But one 3D printing process, FFF, is actually quite amenable to non-horizontal operation.
Sideways 3D Printing
I first saw this effect five years ago when I witnessed a Mass Portal delta-style machine, the Pharaoh, operating sideways. This was a bit of a revelation for me, and I assume the same would be true for most people who operate FFF 3D printers: they are built to be horizontal and they operate horizontally.
But it doesn’t have to be so.
The reason for this unused capability is due to bed adhesion.
FFF Bed Adhesion
In the FFF process the print must strongly adhere to the print surface so that subsequent layers can be accurately placed. It turns out that the nozzle’s extrusion line does generate some sideways pressure on the print: imagine the extrusion line like a thread lightly pulling on the model as it moves.
Bed adhesion systems are designed to overcome these forces by using very strong adhesion. It’s not permanent adhesion, of course, because you do need to remove the print at some point. However, during 3D printing, due to glue, chemistry, heat or some combination thereof, the print should stick quite strongly.
This strong adhesion is usually greater than the force of gravity. This means that a properly tuned FFF 3D printer should be able to operate on an angle, sideways and even upside down. In fact, FFF 3D printers have flown on the International Space Station and run successfully in a microgravity environment.
Wall-Mounted 3D Printer
That free orientation capability is what makes the wall-mounted 3D printer concept work. In this example, Repkord has developed a mounting system for the Creality 3DPrintMill, a belt 3D printer.

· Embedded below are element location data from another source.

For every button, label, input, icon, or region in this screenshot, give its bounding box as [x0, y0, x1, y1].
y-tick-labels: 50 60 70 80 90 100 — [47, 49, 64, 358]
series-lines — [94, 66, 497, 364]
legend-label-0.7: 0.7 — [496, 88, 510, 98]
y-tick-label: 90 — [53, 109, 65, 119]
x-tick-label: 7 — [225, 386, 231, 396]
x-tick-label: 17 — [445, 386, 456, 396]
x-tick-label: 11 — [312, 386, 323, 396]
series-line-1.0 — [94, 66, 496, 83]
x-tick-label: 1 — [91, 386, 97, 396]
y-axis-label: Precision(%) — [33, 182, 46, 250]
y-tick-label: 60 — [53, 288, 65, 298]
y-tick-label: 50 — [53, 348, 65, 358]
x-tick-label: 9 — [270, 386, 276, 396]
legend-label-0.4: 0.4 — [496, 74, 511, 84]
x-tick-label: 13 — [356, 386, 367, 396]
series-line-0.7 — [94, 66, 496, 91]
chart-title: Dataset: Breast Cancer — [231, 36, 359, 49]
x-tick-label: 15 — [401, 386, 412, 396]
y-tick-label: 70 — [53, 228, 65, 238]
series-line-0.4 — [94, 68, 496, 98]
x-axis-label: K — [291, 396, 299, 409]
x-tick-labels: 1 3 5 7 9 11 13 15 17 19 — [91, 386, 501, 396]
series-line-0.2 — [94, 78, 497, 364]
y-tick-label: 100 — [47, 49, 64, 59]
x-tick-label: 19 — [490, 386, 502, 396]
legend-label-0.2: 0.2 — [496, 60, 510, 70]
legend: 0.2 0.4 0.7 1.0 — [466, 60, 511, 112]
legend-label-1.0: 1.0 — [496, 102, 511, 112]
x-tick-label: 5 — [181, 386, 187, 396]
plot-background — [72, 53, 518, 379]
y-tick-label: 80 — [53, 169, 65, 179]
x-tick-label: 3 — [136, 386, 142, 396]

One of the best features of a belt 3D printer is that it can operate continuously, 3D printing object after object until the filament spool is exhausted.
One “problem” with belt 3D printers is that they can thus produce copious quantities of small parts in a relatively short time. Belt printer operators aren’t standing by the machine 24/7, nor are they showing up after the “job ends” to pick up the print — because on a belt 3D printer, the “job” potentially never ends.
The solution is usually to place a bucket or box under the end of the belt to collect objects as they peel off the curved end of the belt. That works, but is often inelegant.
The wall mounted solution seems to be far more elegant. It takes up far, far less space and offers a way to have a low-footprint collection box. If you’re pressed for space you could mount them in a vertical column above each other.
Wall-Mounted 3D Printer Farm
That configuration could enable the creation of an extremely dense belt 3D printer farm, where all floor space would be optimally used. Let’s do some math.
On a standard wall it might be possible to place three units in a vertical column. For width, these are about 600mm wide, so let’s say we space them 1m apart. Thus on a 3m wall you could place nine of these belt 3D printers safely and take up only 4.5sm floor space.
That’s extremely dense. Now imagine a 5 x 3 m room. If we spaced these “printer walls” within the room at 1m intervals you could have six of them, giving a total of 54 belt printers in a relatively small room. If these machines could each produce a small part, say, every two hours, the room would be capable of producing 27 objects per hour, or 4,536 objects per week.
That’s quite incredible, and I am pretty sure someone is going to try doing this.
If they do, they’d better ensure the room has air conditioning.